Surprisingly the uptick in WTI crude didn’t have a correlative effect on liquids prices as heavy NGL prices were down at both hubs as the market is well balanced after the large gains posted the previous week. Frac spread margins for heavy NGL was also down this week as gas prices posted gains while power generation demand is up this year with lower prices. The Conway price for natural gas rose 2% to $2.41 per million Btu (MMBtu) and the Mont Belvieu price improved 3% to $2.58/MMBtu.
Propane prices followed the lead of heavy NGL prices as they fell at both hubs due to storage levels remaining extremely high and growing as stocks rose by just under 2 MMbbl last week. According to PIRA Energy Group, propane storage levels are 57.5 MMbbl, or 31 MMbbl higher than last year at the same time.
Ethane was the lone bright spot for NGL prices this week as the product posted gains at both hubs. The Mont Belvieu price was up 3% to 18 cents per gallon (gal), its highest price since the week of March 18 when it was also 18 cents/gal.

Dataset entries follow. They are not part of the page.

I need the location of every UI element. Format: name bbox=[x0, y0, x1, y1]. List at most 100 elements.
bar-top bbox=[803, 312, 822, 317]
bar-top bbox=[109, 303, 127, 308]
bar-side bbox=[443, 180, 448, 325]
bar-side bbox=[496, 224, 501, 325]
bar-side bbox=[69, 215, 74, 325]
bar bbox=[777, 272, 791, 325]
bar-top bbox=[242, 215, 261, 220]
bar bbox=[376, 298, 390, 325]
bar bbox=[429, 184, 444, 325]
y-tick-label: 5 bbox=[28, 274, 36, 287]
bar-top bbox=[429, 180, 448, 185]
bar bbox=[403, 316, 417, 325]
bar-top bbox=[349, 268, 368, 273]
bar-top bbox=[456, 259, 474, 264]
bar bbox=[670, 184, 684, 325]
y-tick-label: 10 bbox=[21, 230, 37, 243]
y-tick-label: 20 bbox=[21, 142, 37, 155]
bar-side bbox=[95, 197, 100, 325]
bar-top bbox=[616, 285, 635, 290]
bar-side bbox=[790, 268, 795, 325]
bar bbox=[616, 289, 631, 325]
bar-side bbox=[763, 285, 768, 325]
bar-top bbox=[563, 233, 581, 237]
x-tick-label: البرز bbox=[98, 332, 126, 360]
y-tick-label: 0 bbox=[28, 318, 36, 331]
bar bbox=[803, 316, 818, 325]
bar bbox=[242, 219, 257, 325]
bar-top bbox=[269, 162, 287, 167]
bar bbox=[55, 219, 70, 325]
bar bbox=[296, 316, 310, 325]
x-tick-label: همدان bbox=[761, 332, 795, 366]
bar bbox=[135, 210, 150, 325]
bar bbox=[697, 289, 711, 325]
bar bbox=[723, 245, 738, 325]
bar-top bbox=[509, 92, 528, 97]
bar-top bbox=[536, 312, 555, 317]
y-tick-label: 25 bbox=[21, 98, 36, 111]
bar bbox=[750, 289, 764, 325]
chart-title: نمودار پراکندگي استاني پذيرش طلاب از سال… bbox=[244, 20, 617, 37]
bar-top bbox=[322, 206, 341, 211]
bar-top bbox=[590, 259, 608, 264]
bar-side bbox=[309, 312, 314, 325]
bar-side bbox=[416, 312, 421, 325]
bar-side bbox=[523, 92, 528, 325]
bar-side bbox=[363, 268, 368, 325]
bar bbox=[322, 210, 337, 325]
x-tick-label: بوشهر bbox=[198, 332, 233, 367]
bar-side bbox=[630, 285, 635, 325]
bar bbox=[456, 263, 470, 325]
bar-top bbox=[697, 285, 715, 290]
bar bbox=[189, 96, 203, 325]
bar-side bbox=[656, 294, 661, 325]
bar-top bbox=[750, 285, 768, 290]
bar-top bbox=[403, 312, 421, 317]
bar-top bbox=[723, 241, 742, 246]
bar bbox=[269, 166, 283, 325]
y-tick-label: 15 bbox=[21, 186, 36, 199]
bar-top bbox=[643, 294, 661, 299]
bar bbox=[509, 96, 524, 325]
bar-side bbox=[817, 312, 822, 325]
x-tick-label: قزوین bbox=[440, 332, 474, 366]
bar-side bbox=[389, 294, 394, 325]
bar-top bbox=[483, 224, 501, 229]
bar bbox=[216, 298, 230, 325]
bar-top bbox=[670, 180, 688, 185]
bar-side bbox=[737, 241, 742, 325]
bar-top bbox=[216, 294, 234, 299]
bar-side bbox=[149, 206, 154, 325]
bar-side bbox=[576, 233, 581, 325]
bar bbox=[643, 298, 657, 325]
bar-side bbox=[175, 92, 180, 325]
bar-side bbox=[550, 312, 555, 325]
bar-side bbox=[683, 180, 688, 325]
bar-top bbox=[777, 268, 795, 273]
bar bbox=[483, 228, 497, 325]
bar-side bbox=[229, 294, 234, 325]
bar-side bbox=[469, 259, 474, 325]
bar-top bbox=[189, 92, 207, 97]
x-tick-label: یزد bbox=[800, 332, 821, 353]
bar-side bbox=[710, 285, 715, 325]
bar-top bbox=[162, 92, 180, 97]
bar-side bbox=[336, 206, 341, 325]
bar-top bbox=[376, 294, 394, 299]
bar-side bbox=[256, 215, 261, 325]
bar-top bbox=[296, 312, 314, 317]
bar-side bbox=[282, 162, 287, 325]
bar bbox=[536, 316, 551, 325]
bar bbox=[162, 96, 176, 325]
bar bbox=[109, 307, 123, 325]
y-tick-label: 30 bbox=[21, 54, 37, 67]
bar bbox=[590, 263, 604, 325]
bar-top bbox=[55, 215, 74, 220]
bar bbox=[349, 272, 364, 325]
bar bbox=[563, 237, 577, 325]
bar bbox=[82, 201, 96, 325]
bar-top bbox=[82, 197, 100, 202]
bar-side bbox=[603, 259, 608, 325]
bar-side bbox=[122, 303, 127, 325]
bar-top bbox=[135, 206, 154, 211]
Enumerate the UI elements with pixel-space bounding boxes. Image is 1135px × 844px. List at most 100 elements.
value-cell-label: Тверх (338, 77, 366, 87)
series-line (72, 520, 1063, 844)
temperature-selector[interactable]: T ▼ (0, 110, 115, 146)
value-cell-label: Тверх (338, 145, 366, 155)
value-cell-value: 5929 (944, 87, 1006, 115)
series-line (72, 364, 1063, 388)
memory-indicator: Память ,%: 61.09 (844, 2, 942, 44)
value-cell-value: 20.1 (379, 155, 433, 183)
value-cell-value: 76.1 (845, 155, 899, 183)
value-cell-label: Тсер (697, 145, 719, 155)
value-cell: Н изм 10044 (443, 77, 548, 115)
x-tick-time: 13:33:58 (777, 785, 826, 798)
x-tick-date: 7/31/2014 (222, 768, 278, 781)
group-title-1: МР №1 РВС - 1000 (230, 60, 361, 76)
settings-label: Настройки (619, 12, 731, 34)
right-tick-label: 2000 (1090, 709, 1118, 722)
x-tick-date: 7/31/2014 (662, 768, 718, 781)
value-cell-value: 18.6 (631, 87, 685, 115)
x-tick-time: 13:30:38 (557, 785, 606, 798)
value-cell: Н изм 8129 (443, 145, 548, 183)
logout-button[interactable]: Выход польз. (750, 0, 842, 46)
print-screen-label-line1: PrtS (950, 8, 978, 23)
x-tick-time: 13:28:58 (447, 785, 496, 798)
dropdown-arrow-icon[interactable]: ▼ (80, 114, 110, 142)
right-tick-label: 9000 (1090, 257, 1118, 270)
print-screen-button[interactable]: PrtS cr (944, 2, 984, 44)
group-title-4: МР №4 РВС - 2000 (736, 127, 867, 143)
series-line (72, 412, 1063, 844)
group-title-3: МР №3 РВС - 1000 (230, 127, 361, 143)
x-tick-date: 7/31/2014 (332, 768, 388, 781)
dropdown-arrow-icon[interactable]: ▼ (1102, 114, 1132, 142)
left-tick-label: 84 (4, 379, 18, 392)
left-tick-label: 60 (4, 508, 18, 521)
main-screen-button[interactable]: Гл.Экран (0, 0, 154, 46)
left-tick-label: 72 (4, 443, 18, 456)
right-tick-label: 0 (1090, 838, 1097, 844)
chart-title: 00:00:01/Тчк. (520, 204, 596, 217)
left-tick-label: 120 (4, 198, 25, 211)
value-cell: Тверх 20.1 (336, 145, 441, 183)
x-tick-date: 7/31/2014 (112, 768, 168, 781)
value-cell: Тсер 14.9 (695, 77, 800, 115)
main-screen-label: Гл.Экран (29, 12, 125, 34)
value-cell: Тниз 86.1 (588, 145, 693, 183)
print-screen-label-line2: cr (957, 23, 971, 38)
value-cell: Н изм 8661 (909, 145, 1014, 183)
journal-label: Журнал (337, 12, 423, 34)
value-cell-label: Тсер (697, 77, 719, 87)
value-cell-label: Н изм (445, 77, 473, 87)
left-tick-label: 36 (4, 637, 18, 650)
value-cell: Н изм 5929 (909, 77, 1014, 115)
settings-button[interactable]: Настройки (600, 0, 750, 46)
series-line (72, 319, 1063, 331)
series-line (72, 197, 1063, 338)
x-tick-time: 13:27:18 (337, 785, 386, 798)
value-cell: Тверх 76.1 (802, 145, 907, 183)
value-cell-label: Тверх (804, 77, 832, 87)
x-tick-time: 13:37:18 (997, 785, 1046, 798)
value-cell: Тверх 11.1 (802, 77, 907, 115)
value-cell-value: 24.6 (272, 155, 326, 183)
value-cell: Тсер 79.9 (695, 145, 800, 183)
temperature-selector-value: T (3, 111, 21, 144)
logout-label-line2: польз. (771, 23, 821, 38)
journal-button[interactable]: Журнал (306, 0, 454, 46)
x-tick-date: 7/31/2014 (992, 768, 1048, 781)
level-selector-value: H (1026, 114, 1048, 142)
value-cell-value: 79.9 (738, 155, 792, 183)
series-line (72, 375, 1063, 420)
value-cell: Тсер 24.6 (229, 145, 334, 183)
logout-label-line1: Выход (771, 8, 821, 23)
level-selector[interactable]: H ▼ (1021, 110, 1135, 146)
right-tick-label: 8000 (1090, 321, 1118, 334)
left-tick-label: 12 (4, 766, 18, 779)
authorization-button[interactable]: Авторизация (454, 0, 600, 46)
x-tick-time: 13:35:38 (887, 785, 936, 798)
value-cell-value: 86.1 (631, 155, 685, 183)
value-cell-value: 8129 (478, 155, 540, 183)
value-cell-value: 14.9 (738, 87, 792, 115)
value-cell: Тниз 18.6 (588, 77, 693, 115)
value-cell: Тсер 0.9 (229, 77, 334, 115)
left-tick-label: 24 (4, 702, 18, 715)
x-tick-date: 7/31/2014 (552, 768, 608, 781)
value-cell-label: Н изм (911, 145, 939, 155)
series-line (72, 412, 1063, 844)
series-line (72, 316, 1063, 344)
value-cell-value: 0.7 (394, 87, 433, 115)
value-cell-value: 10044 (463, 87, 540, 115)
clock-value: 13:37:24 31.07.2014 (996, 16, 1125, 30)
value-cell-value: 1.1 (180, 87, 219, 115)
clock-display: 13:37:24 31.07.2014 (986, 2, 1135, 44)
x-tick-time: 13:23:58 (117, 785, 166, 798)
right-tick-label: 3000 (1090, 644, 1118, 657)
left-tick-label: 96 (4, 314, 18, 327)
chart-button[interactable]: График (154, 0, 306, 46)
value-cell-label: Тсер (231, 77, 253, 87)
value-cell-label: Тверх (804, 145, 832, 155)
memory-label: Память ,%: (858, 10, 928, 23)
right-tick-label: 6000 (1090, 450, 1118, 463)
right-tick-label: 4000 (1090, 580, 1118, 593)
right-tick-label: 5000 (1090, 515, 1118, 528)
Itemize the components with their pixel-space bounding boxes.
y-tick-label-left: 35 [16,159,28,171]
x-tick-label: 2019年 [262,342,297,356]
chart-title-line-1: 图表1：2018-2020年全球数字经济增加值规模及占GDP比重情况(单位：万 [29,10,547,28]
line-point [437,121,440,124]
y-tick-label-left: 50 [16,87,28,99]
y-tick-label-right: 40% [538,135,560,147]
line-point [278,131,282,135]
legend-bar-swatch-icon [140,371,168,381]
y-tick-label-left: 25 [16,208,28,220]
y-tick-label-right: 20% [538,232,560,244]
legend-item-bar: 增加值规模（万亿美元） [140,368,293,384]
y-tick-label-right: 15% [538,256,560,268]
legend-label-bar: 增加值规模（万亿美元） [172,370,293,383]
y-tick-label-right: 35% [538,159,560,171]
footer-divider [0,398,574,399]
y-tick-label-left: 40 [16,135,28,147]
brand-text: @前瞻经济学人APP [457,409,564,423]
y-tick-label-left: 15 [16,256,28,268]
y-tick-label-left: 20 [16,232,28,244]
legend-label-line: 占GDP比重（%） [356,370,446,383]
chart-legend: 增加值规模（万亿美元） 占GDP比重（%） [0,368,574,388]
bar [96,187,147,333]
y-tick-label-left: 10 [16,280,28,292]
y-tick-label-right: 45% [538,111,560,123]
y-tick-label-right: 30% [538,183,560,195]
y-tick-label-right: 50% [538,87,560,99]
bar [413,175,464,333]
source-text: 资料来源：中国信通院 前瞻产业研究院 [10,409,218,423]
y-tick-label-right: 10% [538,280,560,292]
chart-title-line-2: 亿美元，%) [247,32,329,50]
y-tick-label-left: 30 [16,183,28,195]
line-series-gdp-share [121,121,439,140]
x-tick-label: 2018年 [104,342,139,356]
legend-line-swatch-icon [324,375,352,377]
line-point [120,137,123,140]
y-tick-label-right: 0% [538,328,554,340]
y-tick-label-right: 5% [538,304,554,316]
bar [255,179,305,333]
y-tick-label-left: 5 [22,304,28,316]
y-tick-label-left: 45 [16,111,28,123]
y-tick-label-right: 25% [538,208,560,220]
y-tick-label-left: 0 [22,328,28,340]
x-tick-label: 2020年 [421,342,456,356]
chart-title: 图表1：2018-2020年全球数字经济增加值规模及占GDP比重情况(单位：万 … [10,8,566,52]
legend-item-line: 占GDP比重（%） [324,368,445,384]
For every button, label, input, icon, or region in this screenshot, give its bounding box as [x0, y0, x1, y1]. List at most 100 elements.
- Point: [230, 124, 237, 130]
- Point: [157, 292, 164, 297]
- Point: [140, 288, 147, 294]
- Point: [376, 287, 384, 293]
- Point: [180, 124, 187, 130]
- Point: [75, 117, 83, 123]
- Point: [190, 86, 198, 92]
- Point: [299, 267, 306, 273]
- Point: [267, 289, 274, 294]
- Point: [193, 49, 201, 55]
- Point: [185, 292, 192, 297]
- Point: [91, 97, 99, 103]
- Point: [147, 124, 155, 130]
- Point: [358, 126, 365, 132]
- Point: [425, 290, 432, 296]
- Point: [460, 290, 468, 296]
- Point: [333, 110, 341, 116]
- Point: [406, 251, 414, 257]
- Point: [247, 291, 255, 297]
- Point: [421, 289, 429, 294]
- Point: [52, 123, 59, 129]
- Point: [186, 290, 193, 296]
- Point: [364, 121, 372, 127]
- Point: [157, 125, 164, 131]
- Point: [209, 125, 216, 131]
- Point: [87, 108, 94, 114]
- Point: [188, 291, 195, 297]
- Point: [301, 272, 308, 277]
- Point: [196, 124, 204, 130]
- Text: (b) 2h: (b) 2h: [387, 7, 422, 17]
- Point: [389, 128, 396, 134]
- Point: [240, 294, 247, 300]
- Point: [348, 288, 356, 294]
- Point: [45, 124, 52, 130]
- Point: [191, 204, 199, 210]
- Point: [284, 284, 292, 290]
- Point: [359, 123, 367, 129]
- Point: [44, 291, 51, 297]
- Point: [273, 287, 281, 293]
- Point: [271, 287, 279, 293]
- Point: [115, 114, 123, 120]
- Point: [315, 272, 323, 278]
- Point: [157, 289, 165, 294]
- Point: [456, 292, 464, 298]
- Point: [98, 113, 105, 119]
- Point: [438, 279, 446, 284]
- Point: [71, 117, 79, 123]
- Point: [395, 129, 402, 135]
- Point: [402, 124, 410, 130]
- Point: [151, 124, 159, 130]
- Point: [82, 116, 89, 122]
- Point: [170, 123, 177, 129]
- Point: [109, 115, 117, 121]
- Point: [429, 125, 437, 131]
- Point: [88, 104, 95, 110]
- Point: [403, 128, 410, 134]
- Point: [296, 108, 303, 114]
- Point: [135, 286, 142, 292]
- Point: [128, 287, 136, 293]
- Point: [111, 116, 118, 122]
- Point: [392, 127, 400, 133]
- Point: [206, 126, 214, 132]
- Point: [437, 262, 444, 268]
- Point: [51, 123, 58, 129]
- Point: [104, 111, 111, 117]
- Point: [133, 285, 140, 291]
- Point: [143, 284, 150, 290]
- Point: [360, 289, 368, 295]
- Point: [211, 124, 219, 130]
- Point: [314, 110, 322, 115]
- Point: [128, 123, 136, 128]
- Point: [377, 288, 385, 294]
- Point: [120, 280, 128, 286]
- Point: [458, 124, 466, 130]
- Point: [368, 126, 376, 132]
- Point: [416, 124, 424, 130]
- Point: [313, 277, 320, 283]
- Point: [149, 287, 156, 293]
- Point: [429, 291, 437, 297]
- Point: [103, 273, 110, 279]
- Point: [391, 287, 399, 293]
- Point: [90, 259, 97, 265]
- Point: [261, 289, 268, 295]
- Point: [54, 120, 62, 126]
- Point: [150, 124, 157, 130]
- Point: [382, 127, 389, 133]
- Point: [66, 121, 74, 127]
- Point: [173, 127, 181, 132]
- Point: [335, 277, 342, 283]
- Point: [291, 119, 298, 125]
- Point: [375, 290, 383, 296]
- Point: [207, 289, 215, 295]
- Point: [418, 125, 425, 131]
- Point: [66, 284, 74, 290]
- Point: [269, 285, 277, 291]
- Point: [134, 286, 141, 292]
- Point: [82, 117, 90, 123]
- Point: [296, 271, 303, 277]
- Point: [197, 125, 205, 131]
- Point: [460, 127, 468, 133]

The Conway price rose 10% to 17 cents/gal, the hub’s highest price since it was 18 cents/gal the final week of March.
The theoretical NGL bbl price was down very slightly at Conway to $21.62/bbl with a 2% decline in margin to $12.82/bbl while the Mont Belvieu price fell 1% to $23.54/bbl with a 4% drop in margin to $14.11/bbl.
The most profitable NGL to make at both hubs was C5+ at 97 cents/gal at Conway and $1.03/gal at Mont Belvieu. This was followed, in order, by isobutane at 38 cents/gal at Conway and 42 cents/gal at Mont Belvieu; butane at 34 cents/gal at Conway and 39 cents/gal at Mont Belvieu; propane at 26 cents/gal at Conway and 32 cents/gal at Mont Belvieu; and ethane at 1 cent/gal at both hubs.
The U.S. Energy Information Administration reported that natural gas storage injections were 81 billion cubic feet (Bcf) to 1.71 trillion cubic feet (Tcf) the week of April 24 from 1.629 Tcf the previous week. This was 77% higher than the 969 Bcf posted last year at the same time and 4% lower than the five-year average of 1.785 Tcf.
Cooling demand should increase the first week of May as the National Weather Service is forecasting warmer-than-normal temperatures along both the East and West coasts as well as much of the Midwest and the Gulf Coast.